What would you like to do about it ? Your options are:
Y or I : install the package maintainer's version
N or O : keep your currently-installed version
D : show the differences between the versions
Z : start a shell to examine the situation
The default action is to keep your current version.
*** daemon.json (Y/I/N/O/D/Z) [default=N] ? D
--- /etc/docker/daemon.json 2023-04-10 15:23:11.735382489 -0400
+++ /etc/docker/daemon.json.dpkg-new 2023-03-31 09:10:49.000000000 -0400
@@ -1,4 +1,8 @@
{
- "registry-mirrors": ["http://10.8.24.123"],
- "insecure-registries": ["https://some.registry"]
+ "runtimes": {
+ "nvidia": {
+ "path": "nvidia-container-runtime",
+ "runtimeArgs": []
+ }
+ }
}
Next, I have two NVIDIA GPUS, one old one and one newer, better one, the 3090, which is what I want to be using for LLMs.

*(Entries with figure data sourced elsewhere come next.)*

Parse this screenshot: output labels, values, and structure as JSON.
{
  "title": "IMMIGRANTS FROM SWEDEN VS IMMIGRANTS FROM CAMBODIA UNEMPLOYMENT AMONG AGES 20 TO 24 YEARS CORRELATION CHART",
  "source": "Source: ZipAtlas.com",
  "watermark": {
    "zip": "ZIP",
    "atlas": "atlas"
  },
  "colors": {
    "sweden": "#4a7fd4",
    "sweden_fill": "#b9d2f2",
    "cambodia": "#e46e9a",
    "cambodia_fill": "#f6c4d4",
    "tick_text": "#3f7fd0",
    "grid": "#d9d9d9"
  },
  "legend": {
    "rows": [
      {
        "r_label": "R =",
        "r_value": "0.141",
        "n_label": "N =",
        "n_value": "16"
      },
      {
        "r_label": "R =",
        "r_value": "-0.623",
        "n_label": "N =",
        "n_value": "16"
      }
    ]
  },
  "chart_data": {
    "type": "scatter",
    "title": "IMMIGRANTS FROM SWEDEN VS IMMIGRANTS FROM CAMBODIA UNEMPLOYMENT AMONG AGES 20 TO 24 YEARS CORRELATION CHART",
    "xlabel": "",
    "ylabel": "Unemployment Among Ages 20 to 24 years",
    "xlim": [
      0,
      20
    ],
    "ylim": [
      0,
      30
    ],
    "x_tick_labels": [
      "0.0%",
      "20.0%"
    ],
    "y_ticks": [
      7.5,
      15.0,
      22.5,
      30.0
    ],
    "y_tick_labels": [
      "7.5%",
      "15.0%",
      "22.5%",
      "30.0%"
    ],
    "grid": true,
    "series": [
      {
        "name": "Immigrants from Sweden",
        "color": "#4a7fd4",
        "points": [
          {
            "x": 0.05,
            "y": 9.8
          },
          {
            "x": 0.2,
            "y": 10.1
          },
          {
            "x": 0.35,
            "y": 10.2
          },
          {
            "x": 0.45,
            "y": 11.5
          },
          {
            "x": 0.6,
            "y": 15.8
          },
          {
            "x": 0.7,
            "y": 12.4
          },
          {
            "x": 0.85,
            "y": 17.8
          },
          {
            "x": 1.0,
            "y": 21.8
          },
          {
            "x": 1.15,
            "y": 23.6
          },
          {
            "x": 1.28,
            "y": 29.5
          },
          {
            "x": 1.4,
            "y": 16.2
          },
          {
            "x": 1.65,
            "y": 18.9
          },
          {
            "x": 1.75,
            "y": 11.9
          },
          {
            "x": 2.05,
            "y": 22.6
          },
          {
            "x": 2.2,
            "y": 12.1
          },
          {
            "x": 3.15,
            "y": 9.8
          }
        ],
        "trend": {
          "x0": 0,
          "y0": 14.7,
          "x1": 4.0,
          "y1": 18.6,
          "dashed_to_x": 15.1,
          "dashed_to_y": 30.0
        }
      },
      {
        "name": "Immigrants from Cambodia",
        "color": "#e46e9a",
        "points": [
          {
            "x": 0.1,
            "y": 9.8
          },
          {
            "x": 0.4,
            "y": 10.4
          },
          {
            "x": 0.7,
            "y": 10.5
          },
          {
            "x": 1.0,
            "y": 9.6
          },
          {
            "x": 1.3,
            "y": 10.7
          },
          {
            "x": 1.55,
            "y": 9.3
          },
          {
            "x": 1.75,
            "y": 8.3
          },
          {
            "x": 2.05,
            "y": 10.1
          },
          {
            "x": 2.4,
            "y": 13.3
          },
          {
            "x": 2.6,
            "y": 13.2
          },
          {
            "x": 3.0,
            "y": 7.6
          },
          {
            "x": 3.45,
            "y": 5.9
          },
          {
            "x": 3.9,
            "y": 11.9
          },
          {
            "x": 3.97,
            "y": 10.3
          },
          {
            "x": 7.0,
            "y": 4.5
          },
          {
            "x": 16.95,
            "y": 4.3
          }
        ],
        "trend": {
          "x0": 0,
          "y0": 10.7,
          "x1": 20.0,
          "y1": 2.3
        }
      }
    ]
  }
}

So, locally I have two, as shown below.
$ nvidia-smi
Mon Dec 18 11:35:39 2023
+-----------------------------------------------------------------------------+
| NVIDIA-SMI 470.223.02 Driver Version: 470.223.02 CUDA Version: 11.4 |
|-------------------------------+----------------------+----------------------+
| GPU Name Persistence-M| Bus-Id Disp.A | Volatile Uncorr. ECC |
| Fan Temp Perf Pwr:Usage/Cap| Memory-Usage | GPU-Util Compute M. |
| | | MIG M. |
|===============================+======================+======================|
| 0 NVIDIA GeForce ... Off | 00000000:06:00.0 Off | N/A |
| 0% 32C P8 12W / 350W | 10MiB / 24268MiB | 0% Default |
| | | N/A |
+-------------------------------+----------------------+----------------------+
| 1 NVIDIA GeForce ... Off | 00000000:07:00.0 N/A | N/A |
| 44% 71C P0 N/A / N/A | 2574MiB / 3015MiB | N/A Default |
| | | N/A |
+-------------------------------+----------------------+----------------------+
+-----------------------------------------------------------------------------+
| Processes: |
| GPU GI CI PID Type Process name GPU Memory |
| ID ID Usage |
|=============================================================================|
| 0 N/A N/A 1445 G /usr/lib/xorg/Xorg 4MiB |
| 0 N/A N/A 3231 G /usr/lib/xorg/Xorg 4MiB |
+-----------------------------------------------------------------------------+
But we can specify to use “device=0” only in the container, so we should only see one GPU.
$ docker run -it --gpus "device=0" nvidia/cuda:11.4.3-base-ubuntu20.04 nvidia-smi
Mon Dec 18 16:33:29 2023
+-----------------------------------------------------------------------------+
| NVIDIA-SMI 470.223.02 Driver Version: 470.223.02 CUDA Version: 11.4 |
|-------------------------------+----------------------+----------------------+
| GPU Name Persistence-M| Bus-Id Disp.A | Volatile Uncorr. ECC |
| Fan Temp Perf Pwr:Usage/Cap| Memory-Usage | GPU-Util Compute M. |
| | | MIG M. |
|===============================+======================+======================|
| 0 NVIDIA GeForce ... Off | 00000000:06:00.0 Off | N/A |
| 0% 32C P8 10W / 350W | 10MiB / 24268MiB | 0% Default |
| | | N/A |
+-------------------------------+----------------------+----------------------+
+-----------------------------------------------------------------------------+
| Processes: |
| GPU GI CI PID Type Process name GPU Memory |
| ID ID Usage |
|=============================================================================|
+-----------------------------------------------------------------------------+
BOOM!
One of the hard parts is figuring out what tag to use on the NVIDIA image. They are all listed here:
Examples:
11.4.3-base-ubuntu20.04 (11.4.3/ubuntu20.04/base/Dockerfile)
11.4.3-cudnn8-devel-ubuntu20.04 (11.4.3/ubuntu20.04/devel/cudnn8/Dockerfile)
11.4.3-cudnn8-runtime-ubuntu20.04 (11.4.3/ubuntu20.04/runtime/cudnn8/Dockerfile)
11.4.3-devel-ubuntu20.04 (11.4.3/ubuntu20.04/devel/Dockerfile)
11.4.3-runtime-ubuntu20.04 (11.4.3/ubuntu20.04/runtime/Dockerfile)
Note that these will change over time, of course. But if Docker reports it can’t find the tag, it’s likely because the tag is wrong, or has changed.